Diversi test effettuati su bambini con diverso livello di istruzione dimostrano che la relazione tra “senso del numero” e capacità matematiche è indipendente dalle capacità intellettive e, se effettuati su bambini in età prescolare, permetterebbero di individuarne le future difficoltà matematiche. Gli autori ritengono infatti che i vari risultati “aprono la strada a nuove pratiche per l’intervento pedagogico e clinico precoce”, in quanto sarebbe possibile individuare per tempo i soggetti più deboli; poi, attraverso procedure di addestramento preventivo, se ne potrebbero migliorare le prestazioni

Non è chiaro se questo screening precoce possa portare in futuro ad una sorta di “medicalizzazione” delle difficoltà matematiche, o a terapie contro la sempre più frequente discalculia. Non è neppure facile pensare che localizzare nel cervello di un bambino le aree coinvolte nella sua difficoltà di percepire la numerosità produca in automatico delle strategie di intervento efficaci. Sarebbe interessante sapere se le evidenze ottenute da differenti ricercatori in situazioni sperimentali siano o no condivise dalla gran quantità di insegnanti che per mestiere cercano di far capire la matematica formale ai loro allievi.

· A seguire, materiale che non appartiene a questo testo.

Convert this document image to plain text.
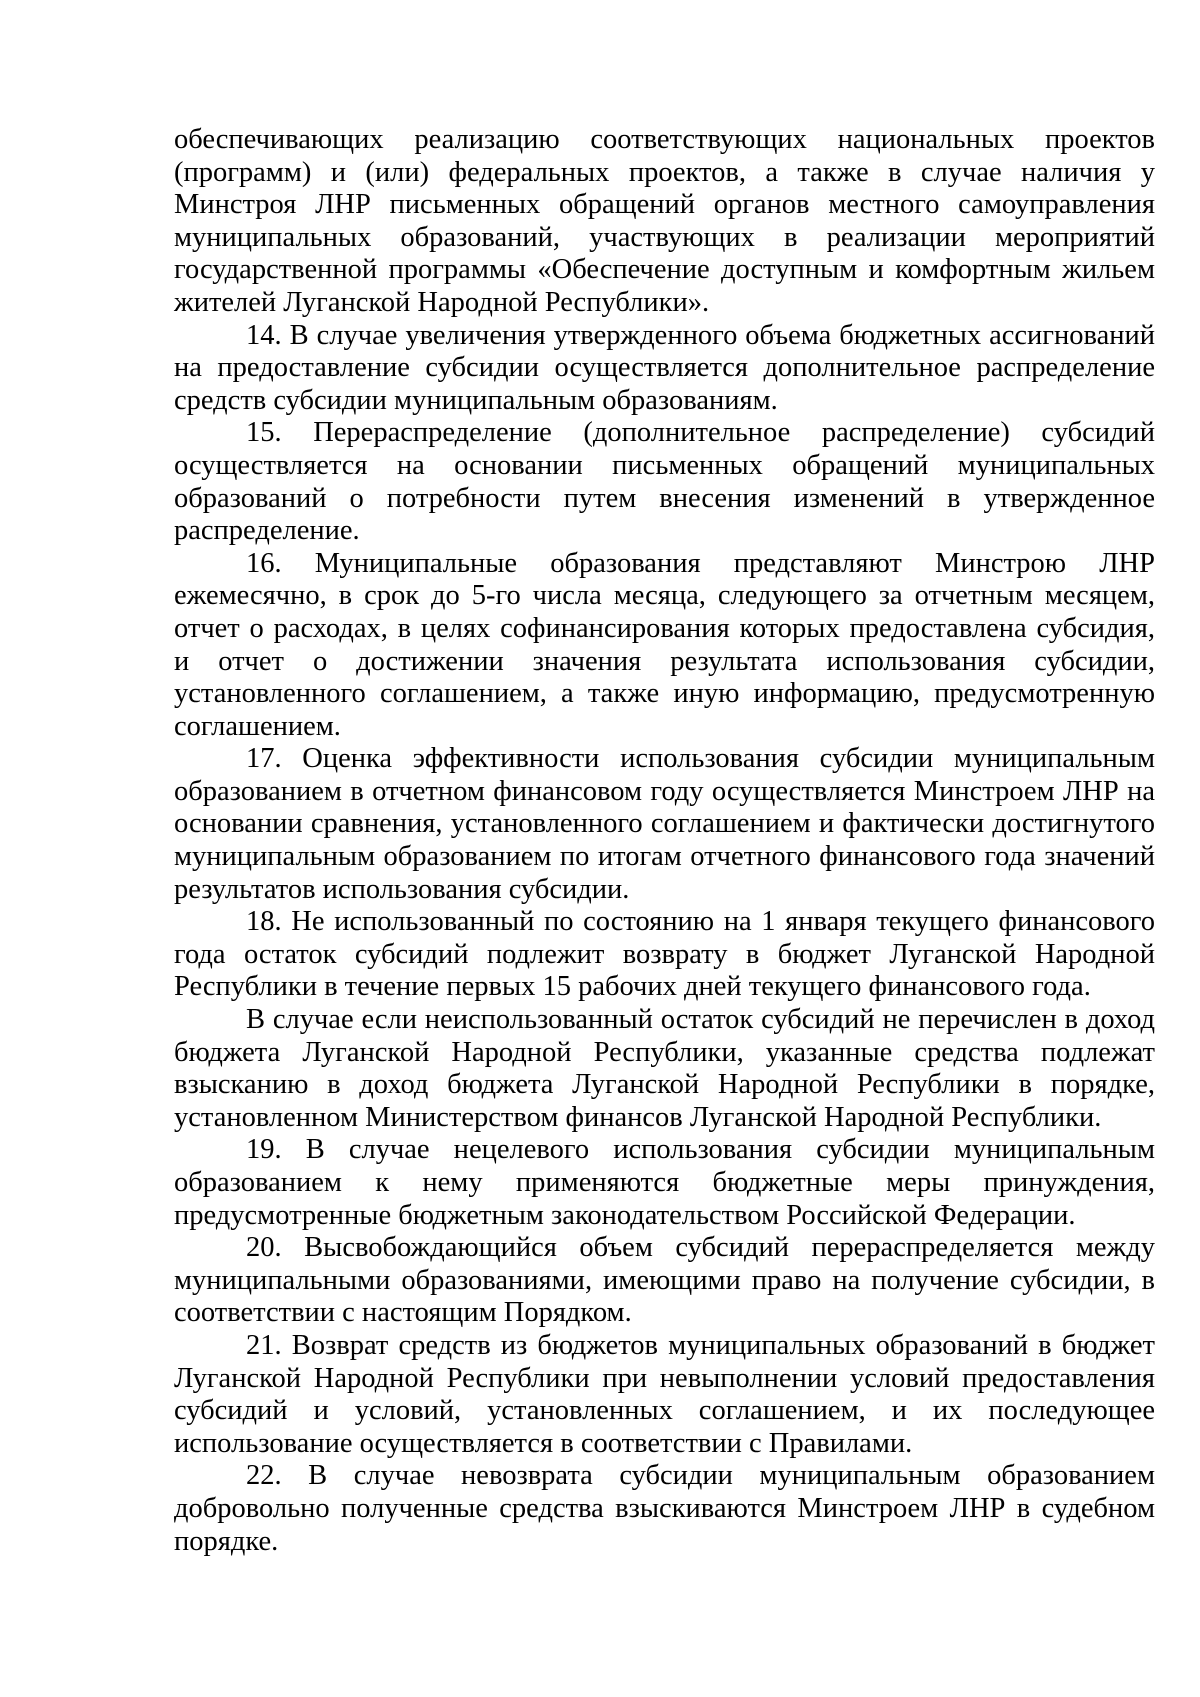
обеспечивающих реализацию соответствующих национальных проектов (программ) и (или) федеральных проектов, а также в случае наличия у Минстроя ЛНР письменных обращений органов местного самоуправления муниципальных образований, участвующих в реализации мероприятий государственной программы «Обеспечение доступным и комфортным жильем жителей Луганской Народной Республики».

14. В случае увеличения утвержденного объема бюджетных ассигнований на предоставление субсидии осуществляется дополнительное распределение средств субсидии муниципальным образованиям.

15. Перераспределение (дополнительное распределение) субсидий осуществляется на основании письменных обращений муниципальных образований о потребности путем внесения изменений в утвержденное распределение.

16. Муниципальные образования представляют Минстрою ЛНР ежемесячно, в срок до 5-го числа месяца, следующего за отчетным месяцем, отчет о расходах, в целях софинансирования которых предоставлена субсидия, и отчет о достижении значения результата использования субсидии, установленного соглашением, а также иную информацию, предусмотренную соглашением.

17. Оценка эффективности использования субсидии муниципальным образованием в отчетном финансовом году осуществляется Минстроем ЛНР на основании сравнения, установленного соглашением и фактически достигнутого муниципальным образованием по итогам отчетного финансового года значений результатов использования субсидии.

18. Не использованный по состоянию на 1 января текущего финансового года остаток субсидий подлежит возврату в бюджет Луганской Народной Республики в течение первых 15 рабочих дней текущего финансового года.

В случае если неиспользованный остаток субсидий не перечислен в доход бюджета Луганской Народной Республики, указанные средства подлежат взысканию в доход бюджета Луганской Народной Республики в порядке, установленном Министерством финансов Луганской Народной Республики.

19. В случае нецелевого использования субсидии муниципальным образованием к нему применяются бюджетные меры принуждения, предусмотренные бюджетным законодательством Российской Федерации.

20. Высвобождающийся объем субсидий перераспределяется между муниципальными образованиями, имеющими право на получение субсидии, в соответствии с настоящим Порядком.

21. Возврат средств из бюджетов муниципальных образований в бюджет Луганской Народной Республики при невыполнении условий предоставления субсидий и условий, установленных соглашением, и их последующее использование осуществляется в соответствии с Правилами.

22. В случае невозврата субсидии муниципальным образованием добровольно полученные средства взыскиваются Минстроем ЛНР в судебном порядке.
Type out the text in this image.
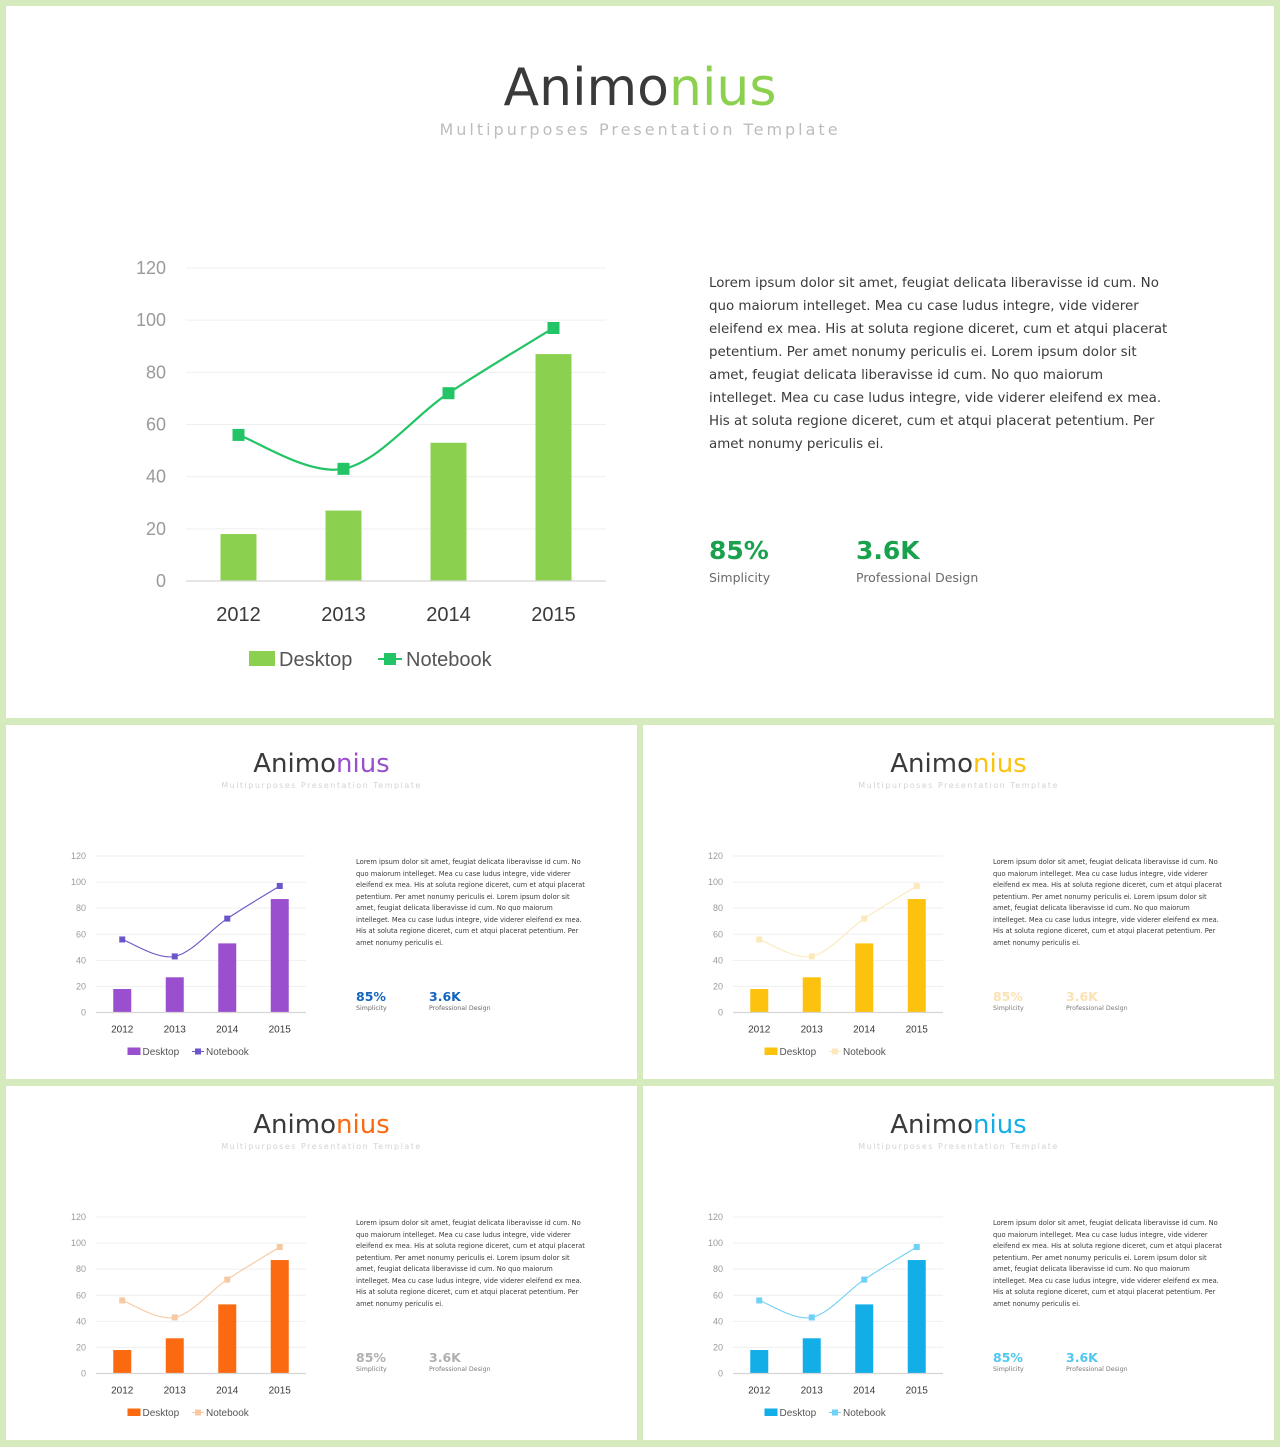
Animonius
Multipurposes Presentation Template

Lorem ipsum dolor sit amet, feugiat delicata liberavisse id cum. No quo maiorum intelleget. Mea cu case ludus integre, vide viderer eleifend ex mea. His at soluta regione diceret, cum et atqui placerat petentium. Per amet nonumy periculis ei. Lorem ipsum dolor sit amet, feugiat delicata liberavisse id cum. No quo maiorum intelleget. Mea cu case ludus integre, vide viderer eleifend ex mea. His at soluta regione diceret, cum et atqui placerat petentium. Per amet nonumy periculis ei.

85%
Simplicity
3.6K
Professional Design
0
20
40
60
80
100
120
2012	2013	2014	2015
Desktop	Notebook
Animonius
Multipurposes Presentation Template

Lorem ipsum dolor sit amet, feugiat delicata liberavisse id cum. No quo maiorum intelleget. Mea cu case ludus integre, vide viderer eleifend ex mea. His at soluta regione diceret, cum et atqui placerat petentium. Per amet nonumy periculis ei. Lorem ipsum dolor sit amet, feugiat delicata liberavisse id cum. No quo maiorum intelleget. Mea cu case ludus integre, vide viderer eleifend ex mea. His at soluta regione diceret, cum et atqui placerat petentium. Per amet nonumy periculis ei.

85%
Simplicity
3.6K
Professional Design
0
20
40
60
80
100
120
2012	2013	2014	2015
Desktop	Notebook
Animonius
Multipurposes Presentation Template

Lorem ipsum dolor sit amet, feugiat delicata liberavisse id cum. No quo maiorum intelleget. Mea cu case ludus integre, vide viderer eleifend ex mea. His at soluta regione diceret, cum et atqui placerat petentium. Per amet nonumy periculis ei. Lorem ipsum dolor sit amet, feugiat delicata liberavisse id cum. No quo maiorum intelleget. Mea cu case ludus integre, vide viderer eleifend ex mea. His at soluta regione diceret, cum et atqui placerat petentium. Per amet nonumy periculis ei.

85%
Simplicity
3.6K
Professional Design
0
20
40
60
80
100
120
2012	2013	2014	2015
Desktop	Notebook
Animonius
Multipurposes Presentation Template

Lorem ipsum dolor sit amet, feugiat delicata liberavisse id cum. No quo maiorum intelleget. Mea cu case ludus integre, vide viderer eleifend ex mea. His at soluta regione diceret, cum et atqui placerat petentium. Per amet nonumy periculis ei. Lorem ipsum dolor sit amet, feugiat delicata liberavisse id cum. No quo maiorum intelleget. Mea cu case ludus integre, vide viderer eleifend ex mea. His at soluta regione diceret, cum et atqui placerat petentium. Per amet nonumy periculis ei.

85%
Simplicity
3.6K
Professional Design
0
20
40
60
80
100
120
2012	2013	2014	2015
Desktop	Notebook
Animonius
Multipurposes Presentation Template

Lorem ipsum dolor sit amet, feugiat delicata liberavisse id cum. No quo maiorum intelleget. Mea cu case ludus integre, vide viderer eleifend ex mea. His at soluta regione diceret, cum et atqui placerat petentium. Per amet nonumy periculis ei. Lorem ipsum dolor sit amet, feugiat delicata liberavisse id cum. No quo maiorum intelleget. Mea cu case ludus integre, vide viderer eleifend ex mea. His at soluta regione diceret, cum et atqui placerat petentium. Per amet nonumy periculis ei.

85%
Simplicity
3.6K
Professional Design
0
20
40
60
80
100
120
2012	2013	2014	2015
Desktop	Notebook
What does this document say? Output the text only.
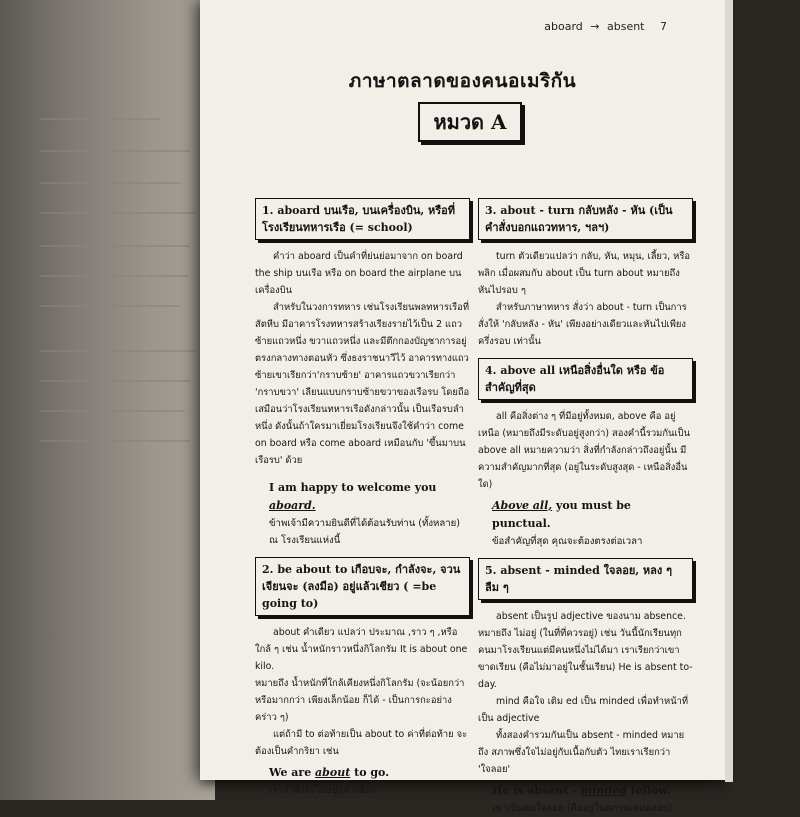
aboard → absent 7
ภาษาตลาดของคนอเมริกัน
หมวด A
1. aboard บนเรือ, บนเครื่องบิน, หรือที่โรงเรียนทหารเรือ (= school)

คำว่า aboard เป็นคำที่ย่นย่อมาจาก on board the ship บนเรือ หรือ on board the airplane บนเครื่องบิน

สำหรับในวงการทหาร เช่นโรงเรียนพลทหารเรือที่สัตหีบ มีอาคารโรงทหารสร้างเรียงรายไว้เป็น 2 แถว ซ้ายแถวหนึ่ง ขวาแถวหนึ่ง และมีตึกกองบัญชาการอยู่ตรงกลางทางตอนหัว ซึ่งธงราชนาวีไว้ อาคารทางแถวซ้ายเขาเรียกว่า'กราบซ้าย' อาคารแถวขวาเรียกว่า 'กราบขวา' เลียนแบบกราบซ้ายขวาของเรือรบ โดยถือเสมือนว่าโรงเรียนทหารเรือดังกล่าวนั้น เป็นเรือรบลำหนึ่ง ดังนั้นถ้าใครมาเยี่ยมโรงเรียนจึงใช้คำว่า come on board หรือ come aboard เหมือนกับ 'ขึ้นมาบนเรือรบ' ด้วย

I am happy to welcome you aboard.

ข้าพเจ้ามีความยินดีที่ได้ต้อนรับท่าน (ทั้งหลาย) ณ โรงเรียนแห่งนี้

2. be about to เกือบจะ, กำลังจะ, จวนเจียนจะ (ลงมือ) อยู่แล้วเชียว ( =be going to)

about คำเดียว แปลว่า ประมาณ ,ราว ๆ ,หรือใกล้ ๆ เช่น น้ำหนักราวหนึ่งกิโลกรัม It is about one kilo.

หมายถึง น้ำหนักที่ใกล้เคียงหนึ่งกิโลกรัม (จะน้อยกว่าหรือมากกว่า เพียงเล็กน้อย ก็ได้ - เป็นการกะอย่างคร่าว ๆ)

แต่ถ้ามี to ต่อท้ายเป็น about to ค่าที่ต่อท้าย จะต้องเป็นคำกริยา เช่น

We are about to go.

เรากำลังจะไปอยู่แล้วเชียว

3. about - turn กลับหลัง - หัน (เป็นคำสั่งบอกแถวทหาร, ฯลฯ)

turn ตัวเดียวแปลว่า กลับ, หัน, หมุน, เลี้ยว, หรือพลิก เมื่อผสมกับ about เป็น turn about หมายถึง หันไปรอบ ๆ

สำหรับภาษาทหาร สั่งว่า about - turn เป็นการสั่งให้ 'กลับหลัง - หัน' เพียงอย่างเดียวและหันไปเพียงครึ่งรอบ เท่านั้น

4. above all เหนือสิ่งอื่นใด หรือ ข้อสำคัญที่สุด

all คือสิ่งต่าง ๆ ที่มีอยู่ทั้งหมด, above คือ อยู่เหนือ (หมายถึงมีระดับอยู่สูงกว่า) สองคำนี้รวมกันเป็น above all หมายความว่า สิ่งที่กำลังกล่าวถึงอยู่นั้น มีความสำคัญมากที่สุด (อยู่ในระดับสูงสุด - เหนือสิ่งอื่นใด)

Above all, you must be punctual.

ข้อสำคัญที่สุด คุณจะต้องตรงต่อเวลา

5. absent - minded ใจลอย, หลง ๆ ลืม ๆ

absent เป็นรูป adjective ของนาม absence. หมายถึง ไม่อยู่ (ในที่ที่ควรอยู่) เช่น วันนี้นักเรียนทุกคนมาโรงเรียนแต่มีคนหนึ่งไม่ได้มา เราเรียกว่าเขาขาดเรียน (คือไม่มาอยู่ในชั้นเรียน) He is absent to-day.

mind คือใจ เติม ed เป็น minded เพื่อทำหน้าที่เป็น adjective

ทั้งสองคำรวมกันเป็น absent - minded หมายถึง สภาพซึ่งใจไม่อยู่กับเนื้อกับตัว ไทยเราเรียกว่า 'ใจลอย'

He is absent - minded fellow.

เขาเป็นคนใจลอย (คืออยู่ในสภาพเหม่อลอย)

Nonostante tutte le proposte di innovazione didattica, i libri di testo continuano a proporre esercizi matematici dalla cui comprensione i soggetti più deboli sono automaticamente esclusi, con ripercussioni negative sull’intero percorso scolastico. Ciò che passa negli allievi sono solo procedure a cui vengono addestrati come gli animali da esperimento e queste procedure, assai meno accuratamente programmate dei test descritti dagli autori, non hanno dato fino a ora risultati particolarmente brillanti. Non si sa se gli strumenti di indagine e di intervento descritti da Vallortigara e Panciera potranno dare risultati migliori, ma forse, per cominciare, si potrebbe rendere l‘educazione matematica a scuola meno lontana dall’esperienza e dai modi di ragionare dei bambini.